🤖 AI Summary
Existing evaluation benchmarks for vision-oriented Retrieval-Augmented Generation (RAG) lack systematic modeling of query difficulty and ambiguity, hindering fine-grained diagnosis of model failure modes on complex queries.
Method: We introduce the first difficulty- and ambiguity-aware diagnostic evaluation platform for vision RAG, featuring a multi-granularity framework for quantifying query complexity and a claim-level hallucination detection tool, MM-RAGChecker. The platform unifies diverse benchmarks—including WebQA, Chart-RAG, Visual-RAG, and MRAG-Bench—and employs controllable filtering to isolate high-difficulty and high-ambiguity samples.

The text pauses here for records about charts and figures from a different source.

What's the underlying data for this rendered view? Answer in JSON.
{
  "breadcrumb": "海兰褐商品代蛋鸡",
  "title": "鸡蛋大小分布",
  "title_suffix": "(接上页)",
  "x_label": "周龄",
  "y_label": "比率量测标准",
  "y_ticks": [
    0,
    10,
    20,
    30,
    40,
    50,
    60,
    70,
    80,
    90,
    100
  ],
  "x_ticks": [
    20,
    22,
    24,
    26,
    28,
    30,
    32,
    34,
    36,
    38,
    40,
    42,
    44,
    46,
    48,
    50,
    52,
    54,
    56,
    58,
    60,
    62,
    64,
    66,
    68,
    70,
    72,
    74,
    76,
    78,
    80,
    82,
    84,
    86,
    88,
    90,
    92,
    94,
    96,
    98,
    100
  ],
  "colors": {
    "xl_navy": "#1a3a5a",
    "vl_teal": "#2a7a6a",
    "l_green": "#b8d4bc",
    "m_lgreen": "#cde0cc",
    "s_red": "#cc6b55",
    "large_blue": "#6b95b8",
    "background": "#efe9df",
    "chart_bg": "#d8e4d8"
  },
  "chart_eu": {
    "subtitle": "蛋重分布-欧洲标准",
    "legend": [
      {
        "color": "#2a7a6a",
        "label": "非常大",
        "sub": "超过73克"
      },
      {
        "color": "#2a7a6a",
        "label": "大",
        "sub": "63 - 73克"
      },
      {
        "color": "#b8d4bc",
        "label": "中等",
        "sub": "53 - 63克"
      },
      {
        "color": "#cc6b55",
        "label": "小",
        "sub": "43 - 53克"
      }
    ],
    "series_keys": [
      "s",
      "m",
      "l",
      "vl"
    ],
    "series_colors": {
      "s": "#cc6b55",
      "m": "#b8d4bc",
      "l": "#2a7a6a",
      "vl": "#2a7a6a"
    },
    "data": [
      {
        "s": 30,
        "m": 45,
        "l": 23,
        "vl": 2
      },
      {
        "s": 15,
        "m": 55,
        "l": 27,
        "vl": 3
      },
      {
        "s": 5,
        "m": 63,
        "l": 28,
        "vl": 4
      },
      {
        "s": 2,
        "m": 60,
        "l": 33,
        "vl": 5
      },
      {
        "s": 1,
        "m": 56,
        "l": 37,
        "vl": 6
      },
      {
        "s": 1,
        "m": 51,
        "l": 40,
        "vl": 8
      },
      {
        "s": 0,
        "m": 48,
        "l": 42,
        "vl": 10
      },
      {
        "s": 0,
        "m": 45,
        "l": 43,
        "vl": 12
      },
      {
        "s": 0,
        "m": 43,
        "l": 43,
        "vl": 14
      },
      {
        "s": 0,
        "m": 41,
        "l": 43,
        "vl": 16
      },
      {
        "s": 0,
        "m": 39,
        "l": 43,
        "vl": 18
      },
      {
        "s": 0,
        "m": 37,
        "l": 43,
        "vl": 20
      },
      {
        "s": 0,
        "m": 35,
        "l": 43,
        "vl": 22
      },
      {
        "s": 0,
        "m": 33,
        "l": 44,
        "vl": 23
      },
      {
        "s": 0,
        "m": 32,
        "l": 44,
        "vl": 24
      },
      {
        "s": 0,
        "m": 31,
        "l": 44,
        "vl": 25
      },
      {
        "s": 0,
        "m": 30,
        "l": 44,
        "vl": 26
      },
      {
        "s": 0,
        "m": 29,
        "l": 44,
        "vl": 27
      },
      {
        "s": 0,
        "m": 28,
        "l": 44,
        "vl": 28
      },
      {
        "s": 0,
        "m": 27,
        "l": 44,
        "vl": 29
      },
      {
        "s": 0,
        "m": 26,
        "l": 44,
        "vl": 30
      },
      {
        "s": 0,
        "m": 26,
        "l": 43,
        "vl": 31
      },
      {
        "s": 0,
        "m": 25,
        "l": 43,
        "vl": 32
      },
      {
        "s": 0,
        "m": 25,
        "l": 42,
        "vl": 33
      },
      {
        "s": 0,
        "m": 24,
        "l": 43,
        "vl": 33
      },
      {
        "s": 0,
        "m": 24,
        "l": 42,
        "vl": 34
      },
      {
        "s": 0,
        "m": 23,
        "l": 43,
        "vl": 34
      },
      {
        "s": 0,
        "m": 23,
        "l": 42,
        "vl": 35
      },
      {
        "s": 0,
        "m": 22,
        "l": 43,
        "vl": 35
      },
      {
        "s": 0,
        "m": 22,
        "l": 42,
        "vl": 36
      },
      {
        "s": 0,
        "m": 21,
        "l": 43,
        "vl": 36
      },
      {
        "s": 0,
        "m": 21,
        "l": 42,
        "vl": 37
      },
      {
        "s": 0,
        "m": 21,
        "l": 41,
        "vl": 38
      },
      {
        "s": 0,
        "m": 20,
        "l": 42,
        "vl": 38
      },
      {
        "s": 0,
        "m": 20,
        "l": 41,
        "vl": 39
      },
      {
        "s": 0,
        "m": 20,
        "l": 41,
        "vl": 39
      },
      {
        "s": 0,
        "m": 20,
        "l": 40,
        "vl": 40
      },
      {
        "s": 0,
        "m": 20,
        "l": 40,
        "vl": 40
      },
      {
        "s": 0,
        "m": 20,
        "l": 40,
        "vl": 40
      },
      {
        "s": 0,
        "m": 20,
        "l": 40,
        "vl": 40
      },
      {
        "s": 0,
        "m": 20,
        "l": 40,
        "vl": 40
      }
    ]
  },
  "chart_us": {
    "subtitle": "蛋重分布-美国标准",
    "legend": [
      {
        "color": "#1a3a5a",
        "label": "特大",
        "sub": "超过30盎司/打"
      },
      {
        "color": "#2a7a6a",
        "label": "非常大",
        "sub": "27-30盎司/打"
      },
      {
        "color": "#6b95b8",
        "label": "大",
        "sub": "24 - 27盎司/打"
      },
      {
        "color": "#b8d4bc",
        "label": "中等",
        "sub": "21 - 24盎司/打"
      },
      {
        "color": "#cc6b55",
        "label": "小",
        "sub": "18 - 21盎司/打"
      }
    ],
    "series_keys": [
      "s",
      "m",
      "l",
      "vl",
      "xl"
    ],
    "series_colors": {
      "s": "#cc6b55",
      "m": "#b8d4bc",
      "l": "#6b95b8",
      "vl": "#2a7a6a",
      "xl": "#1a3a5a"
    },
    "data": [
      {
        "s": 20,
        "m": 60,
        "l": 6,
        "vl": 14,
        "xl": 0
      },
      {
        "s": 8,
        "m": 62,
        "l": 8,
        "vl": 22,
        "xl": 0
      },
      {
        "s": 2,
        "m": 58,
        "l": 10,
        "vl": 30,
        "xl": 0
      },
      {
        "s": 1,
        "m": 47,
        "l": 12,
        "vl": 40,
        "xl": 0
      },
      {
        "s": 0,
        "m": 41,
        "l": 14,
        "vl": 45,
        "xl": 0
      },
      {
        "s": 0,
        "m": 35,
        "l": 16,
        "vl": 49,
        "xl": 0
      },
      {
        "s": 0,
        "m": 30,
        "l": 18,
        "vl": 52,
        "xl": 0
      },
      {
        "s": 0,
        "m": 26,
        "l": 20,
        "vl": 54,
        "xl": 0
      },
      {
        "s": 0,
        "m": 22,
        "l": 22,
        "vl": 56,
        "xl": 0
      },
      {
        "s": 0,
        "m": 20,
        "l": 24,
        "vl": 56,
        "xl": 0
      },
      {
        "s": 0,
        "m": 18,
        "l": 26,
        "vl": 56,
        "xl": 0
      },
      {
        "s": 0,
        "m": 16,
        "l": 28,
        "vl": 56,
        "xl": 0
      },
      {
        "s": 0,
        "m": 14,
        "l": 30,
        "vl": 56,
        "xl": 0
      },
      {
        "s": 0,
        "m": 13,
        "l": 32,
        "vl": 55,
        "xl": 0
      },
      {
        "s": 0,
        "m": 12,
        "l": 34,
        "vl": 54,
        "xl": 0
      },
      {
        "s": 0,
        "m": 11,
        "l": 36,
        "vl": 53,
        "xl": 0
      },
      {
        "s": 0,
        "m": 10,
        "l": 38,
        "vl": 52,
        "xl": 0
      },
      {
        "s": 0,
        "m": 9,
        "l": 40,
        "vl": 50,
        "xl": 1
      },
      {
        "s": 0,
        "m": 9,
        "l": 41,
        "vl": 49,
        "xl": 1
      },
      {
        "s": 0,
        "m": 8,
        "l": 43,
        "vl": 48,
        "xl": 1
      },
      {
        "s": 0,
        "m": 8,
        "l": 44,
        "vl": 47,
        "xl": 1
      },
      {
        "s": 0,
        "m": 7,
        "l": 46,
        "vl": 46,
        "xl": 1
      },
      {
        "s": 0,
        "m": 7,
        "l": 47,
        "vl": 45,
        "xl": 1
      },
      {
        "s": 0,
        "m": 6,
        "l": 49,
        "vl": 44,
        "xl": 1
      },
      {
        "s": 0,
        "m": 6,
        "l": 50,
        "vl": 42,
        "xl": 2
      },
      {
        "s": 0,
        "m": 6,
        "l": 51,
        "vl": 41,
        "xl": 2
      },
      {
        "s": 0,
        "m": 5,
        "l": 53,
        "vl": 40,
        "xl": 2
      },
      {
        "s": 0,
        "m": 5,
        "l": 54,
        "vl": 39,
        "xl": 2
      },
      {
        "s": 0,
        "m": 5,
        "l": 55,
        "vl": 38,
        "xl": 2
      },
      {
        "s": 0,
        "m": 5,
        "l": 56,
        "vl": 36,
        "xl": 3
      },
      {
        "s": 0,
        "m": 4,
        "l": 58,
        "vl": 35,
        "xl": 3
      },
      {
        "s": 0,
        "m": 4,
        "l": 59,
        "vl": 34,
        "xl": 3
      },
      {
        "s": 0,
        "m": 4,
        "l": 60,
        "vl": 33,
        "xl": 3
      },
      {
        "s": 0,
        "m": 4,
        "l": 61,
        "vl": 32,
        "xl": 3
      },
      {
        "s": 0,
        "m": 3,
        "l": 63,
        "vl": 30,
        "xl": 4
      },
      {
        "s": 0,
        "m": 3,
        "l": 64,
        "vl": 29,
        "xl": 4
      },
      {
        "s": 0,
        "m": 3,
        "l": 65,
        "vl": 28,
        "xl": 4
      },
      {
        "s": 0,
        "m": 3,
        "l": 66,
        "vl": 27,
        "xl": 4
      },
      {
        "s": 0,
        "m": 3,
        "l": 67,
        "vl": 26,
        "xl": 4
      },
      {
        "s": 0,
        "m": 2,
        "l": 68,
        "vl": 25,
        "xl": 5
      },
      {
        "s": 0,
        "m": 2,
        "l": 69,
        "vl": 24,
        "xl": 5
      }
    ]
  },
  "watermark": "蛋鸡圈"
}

Contribution/Results: Experiments reveal that state-of-the-art models suffer substantial accuracy degradation (average drop of 28.6%) on challenging queries. MM-RAGChecker enables precise, fine-grained attribution of hallucinated claims to their root causes—e.g., retrieval errors, multimodal misalignment, or reasoning flaws—establishing an interpretable diagnostic paradigm for robustness analysis and targeted improvement of vision RAG systems.
📝 Abstract
Multimodal Retrieval-Augmented Generation (Visual RAG) significantly advances question answering by integrating visual and textual evidence. Yet, current evaluations fail to systematically account for query difficulty and ambiguity. We propose MRAG-Suite, a diagnostic evaluation platform integrating diverse multimodal benchmarks (WebQA, Chart-RAG, Visual-RAG, MRAG-Bench). We introduce difficulty-based and ambiguity-aware filtering strategies, alongside MM-RAGChecker, a claim-level diagnostic tool. Our results demonstrate substantial accuracy reductions under difficult and ambiguous queries, highlighting prevalent hallucinations. MM-RAGChecker effectively diagnoses these issues, guiding future improvements in Visual RAG systems.